There tends to be an idea that creating “true” artificial intelligence is functionally distinct from creating real, practical AI that might actually go toward controlling a robot that exists today. The former is about simulating consciousness, while the latter has to do with simple behavioral switches — when you hit a wall, stop going forward. Yet, this dichotomy assumes that “true” consciousness is not just a very, very elaborate network of such simple programmatic instructions — if consciousness is just a really well programmed robot, then work on modern AI is very much a step toward true artificial consciousness.
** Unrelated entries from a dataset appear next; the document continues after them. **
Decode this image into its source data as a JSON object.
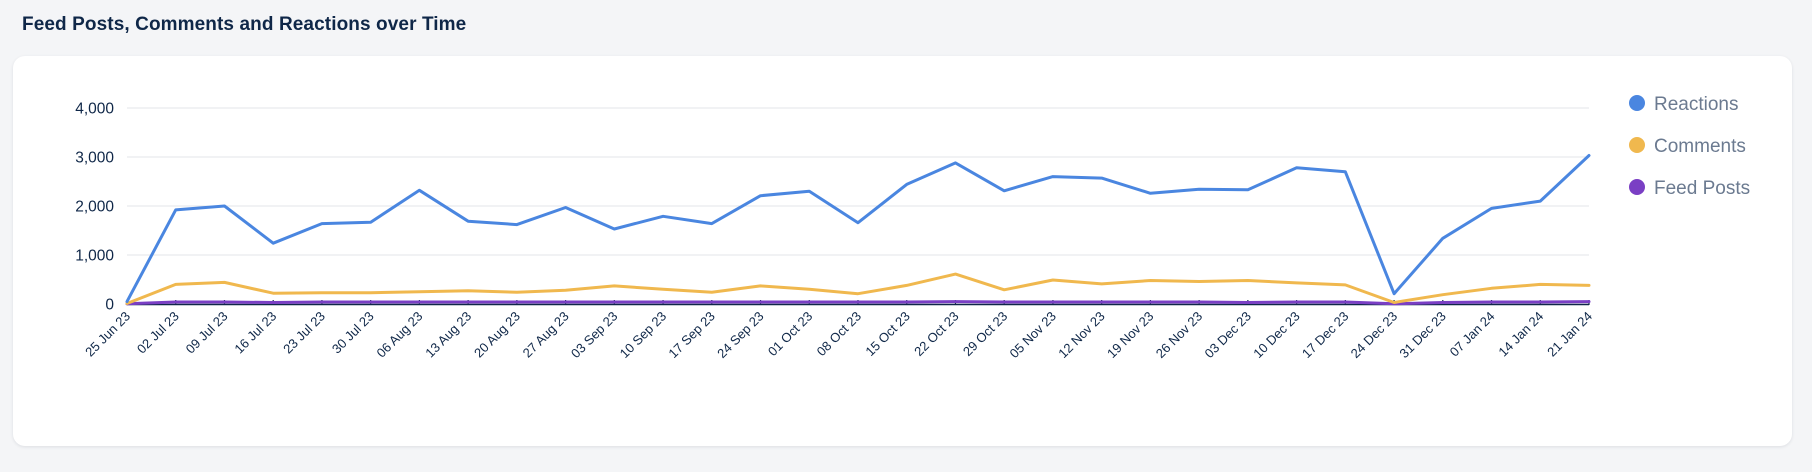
{
  "page": {
    "title": "Feed Posts, Comments and Reactions over Time"
  },
  "chart_data": {
    "type": "line",
    "title": "Feed Posts, Comments and Reactions over Time",
    "xlabel": "",
    "ylabel": "",
    "ylim": [
      0,
      4000
    ],
    "yticks": [
      "0",
      "1,000",
      "2,000",
      "3,000",
      "4,000"
    ],
    "grid": true,
    "legend_position": "right",
    "categories": [
      "25 Jun 23",
      "02 Jul 23",
      "09 Jul 23",
      "16 Jul 23",
      "23 Jul 23",
      "30 Jul 23",
      "06 Aug 23",
      "13 Aug 23",
      "20 Aug 23",
      "27 Aug 23",
      "03 Sep 23",
      "10 Sep 23",
      "17 Sep 23",
      "24 Sep 23",
      "01 Oct 23",
      "08 Oct 23",
      "15 Oct 23",
      "22 Oct 23",
      "29 Oct 23",
      "05 Nov 23",
      "12 Nov 23",
      "19 Nov 23",
      "26 Nov 23",
      "03 Dec 23",
      "10 Dec 23",
      "17 Dec 23",
      "24 Dec 23",
      "31 Dec 23",
      "07 Jan 24",
      "14 Jan 24",
      "21 Jan 24"
    ],
    "series": [
      {
        "name": "Reactions",
        "color": "#4a86e0",
        "values": [
          50,
          1920,
          2000,
          1240,
          1640,
          1670,
          2320,
          1690,
          1620,
          1970,
          1530,
          1790,
          1640,
          2210,
          2300,
          1660,
          2440,
          2880,
          2310,
          2600,
          2570,
          2260,
          2340,
          2330,
          2780,
          2700,
          210,
          1340,
          1950,
          2100,
          3030
        ]
      },
      {
        "name": "Comments",
        "color": "#f0b84e",
        "values": [
          10,
          400,
          440,
          220,
          230,
          230,
          250,
          270,
          240,
          280,
          370,
          300,
          240,
          370,
          300,
          210,
          380,
          610,
          290,
          490,
          410,
          480,
          460,
          480,
          430,
          390,
          30,
          190,
          320,
          400,
          380
        ]
      },
      {
        "name": "Feed Posts",
        "color": "#7a3fc4",
        "values": [
          5,
          40,
          40,
          30,
          40,
          40,
          40,
          40,
          40,
          40,
          40,
          40,
          40,
          40,
          40,
          40,
          40,
          50,
          40,
          40,
          40,
          40,
          40,
          30,
          40,
          40,
          5,
          30,
          40,
          40,
          50
        ]
      }
    ]
  }
}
A new project from the people at OpenWorm illustrates this principle quite well, as they’ve plugged their simulated worm brain into a simulated worm body, and gotten immediate, worm-like behavior as a result.
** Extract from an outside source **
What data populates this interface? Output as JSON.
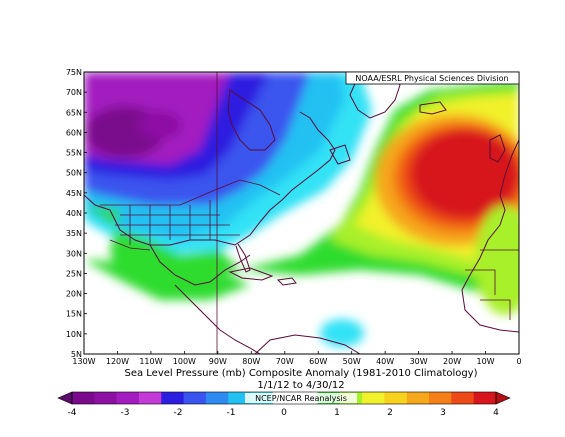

Notice that the worm robot is not particularly worm-like in appearance. Rather than being a squirming snake machine, which would have been quite difficult to get working, the OpenWorm team used a more conventional robot on wheels. Thus, what’s being simulated here is behavior, not locomotion — though OpenWorm has spent a significant amount of time modeling the worm’s muscles and natural method of movement.

OpenWorm uses software to try to accurately model every neural connection between the 300-odd neurons in the roundworm c. elegans; its goal is to model how information moves through the worm’s body and dictates behavior in its non-brain. On that count, the Lego-built robot produced some very interesting results.

The team’s robot features a food and proximity sensor in the front, which outputs the appropriate signals when stimulated; stimulating the proximity sensor shows the worm that it’s reached an obstacle, causing it to stop, while stimulating the food sensor will cause it to move forward. What’s important to understand is that the researchers did not go in and program the robot to stop in response to an upcoming wall, but rather accurately modeled c. elegans, which has been programmed by evolution, and their modeling of that biological programming led to similar behavior from the robot. It is one of the first (if not the first) examples of emergent robot behavior based on novel input and mapped connections, rather than conventional, results-focused computer programming.

Many are heralding this as the beginning of true artificial life, and while there’s a kernel of truth to that, it’s also a bit misleading. It’s true in that this is literally the most direct attempt to put the causes and effects of real life into a mechanical form, but that’s not what the development of life was — evolution didn’t find a nematode and plug its brain into the body of a nematode, it designed that brain and body from the ground up, doing precisely the sort direct programming this project has abandoned. Simulating a physical brain then hosting that simulation in a robot is maybe the least efficient way of building a brain, which is why the goal of this project was to show how well they’ve simulated the worm’s brain, not to build a robust working robot.

This is not the strategy we’ll use to build an eventual Hal, but it may be how we come to a nuanced enough understanding of artificial brains to actually design one. In a weird way, this is a more fundamental step forward for biology than for robotics or computer programming, showing that we might be able to get reliable predictions of animal behavior from simulated life.